Will the Bank of England go against the Monetary Tide?
BoE Interest Rates & Monetary Policy – Thursday June 20 at 11 AM GMT
Last Thursday, Reuters reported that “national regulators across the EU have been told by Brussels they cannot soften requirements on staffing new hubs to lure business from London.” Consequently, the European commission’s executive report the day before showed an inordinate number of financial firms abstaining from opening subsidiaries on the mainland in preparation for a no-deal Brexit.
Indeed, the UK economy has been surprisingly resilient despite Brexit fears and US tariff wars undermining the auto industry. In fact, US President Donald Trump has all but promised to make up for the shortfall if and when the UK finally leaves the common market – a special relationship, he calls it.
And yet, the data has been harsh – manufacturing production was down 3.9% and industrial production lost 2.7&. GDP contracted by 0.4% in May – a 3-year record low… since the Brexit vote vicinity in March 2016.

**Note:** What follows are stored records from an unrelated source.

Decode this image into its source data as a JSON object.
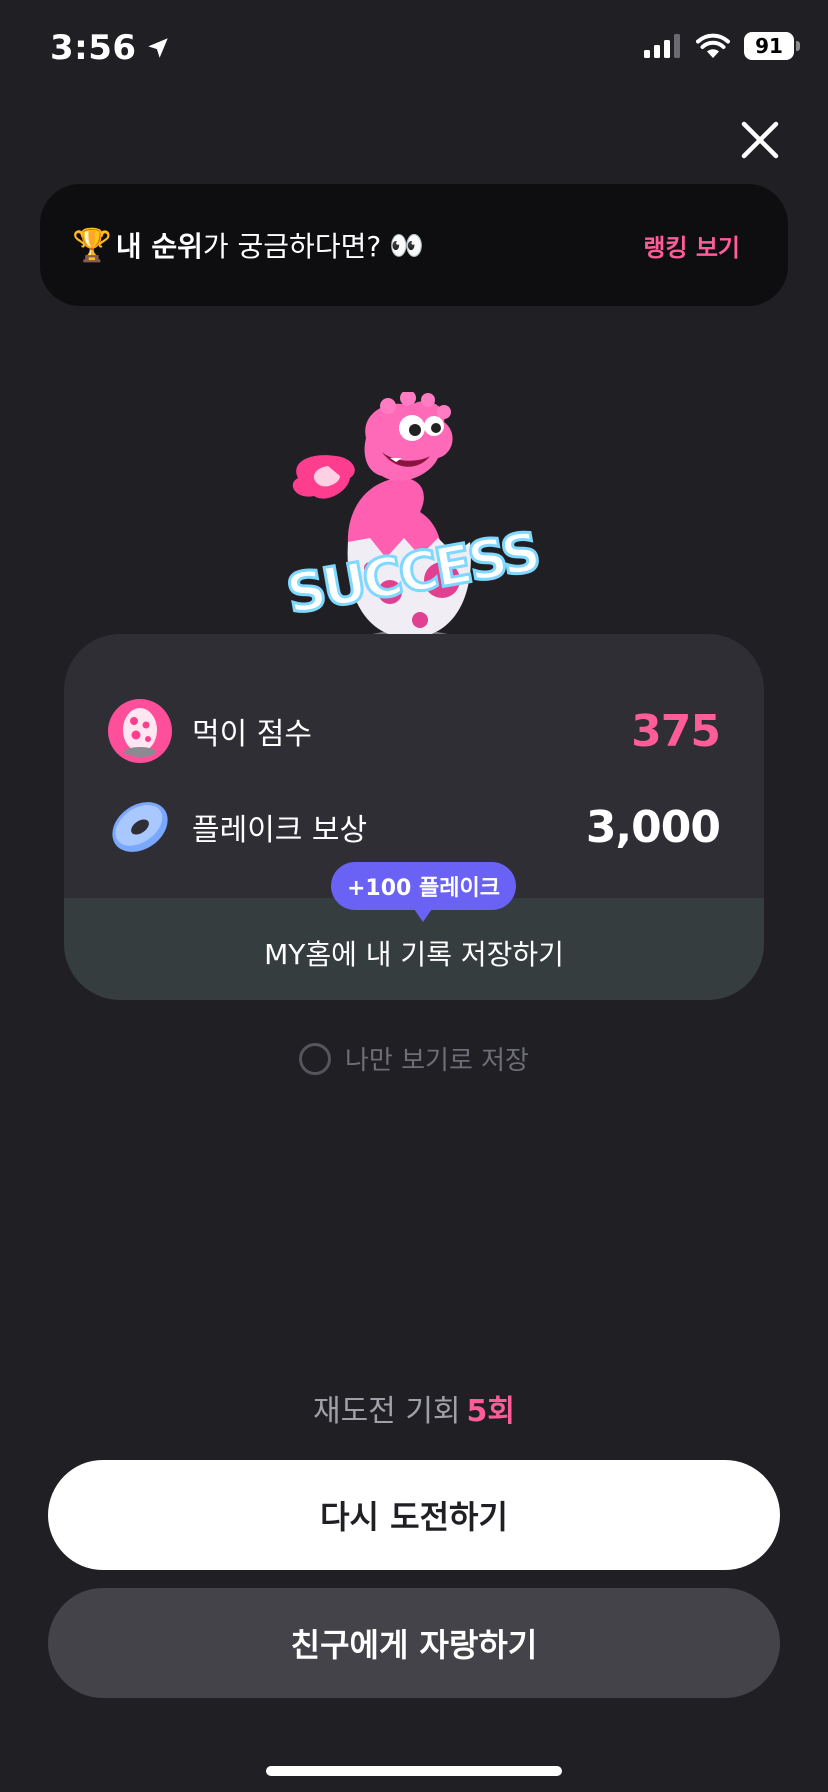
{
  "status_bar": {
    "time": "3:56",
    "battery": "91"
  },
  "icons": {
    "close": "close-icon",
    "location": "location-arrow-icon",
    "signal": "cellular-signal-icon",
    "wifi": "wifi-icon",
    "trophy": "trophy-icon",
    "eyes": "eyes-icon",
    "score": "pink-egg-icon",
    "reward": "blue-donut-icon"
  },
  "ranking_banner": {
    "trophy": "🏆",
    "bold_text": "내 순위",
    "normal_text": "가 궁금하다면?",
    "eyes": "👀",
    "link": "랭킹 보기"
  },
  "mascot": {
    "success_text": "SUCCESS"
  },
  "result": {
    "score_label": "먹이 점수",
    "score_value": "375",
    "reward_label": "플레이크 보상",
    "reward_value": "3,000",
    "bonus_badge": "+100 플레이크",
    "save_label": "MY홈에 내 기록 저장하기"
  },
  "private_save": {
    "label": "나만 보기로 저장",
    "checked": false
  },
  "retry": {
    "prefix": "재도전 기회",
    "count": "5회"
  },
  "buttons": {
    "retry": "다시 도전하기",
    "share": "친구에게 자랑하기"
  },
  "colors": {
    "background": "#1f1f24",
    "accent_pink": "#ff5c9a",
    "bubble_purple": "#6a61f5",
    "card": "#2e2e34"
  }
}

Still, and despite the drop in car production, April’s Goods Trade Balance for April shows a £12.113 bn diminishing deficit (1 billion better than expected) and a total trade deficit, precisely half of March’s £5.4 bn. Unemployment is at a 40-year low and wages are surging beyond inflation – currently just below the 2% target. Housing and retail are up, and the mood – though perturbed by the ongoing political soap opera – is relatively high. Last week, the Royal Institution of Chartered Surveyors published a much better than expected 10% contraction in housing prices, this up from April’s -22%. The pound is at a high, after Labour said it would introduce anti-no-deal Brexit legislation next week, and earnings are up slightly, though jobless claims this month was up a tenth percent.
Thus, perhaps, it shouldn’t come as a surprise that – while Japan and the US consider cutting interest – the consensus within the walls of Britain’s central bank is slowly shifting towards an interest rate HIKE!
Michael Saunders, an external member of the Bank of England’s Monetary Policy Committee, told the Financial Times last week that the bank needn’t wait for the Brexit blur to clear in order to offset “excess demand”. He was later joined in the chorus by Deputy Governor Ben Broadbent; and the bank’s Chief Economist Andy Haldane agrees, telling Reuters he’d like to “nip inflationary risks in the bud.”
The detractors are still a majority, however, and one could easily expect the move to be delayed. Still, the Bank of England’s decision is certain to be a fingernail-biter.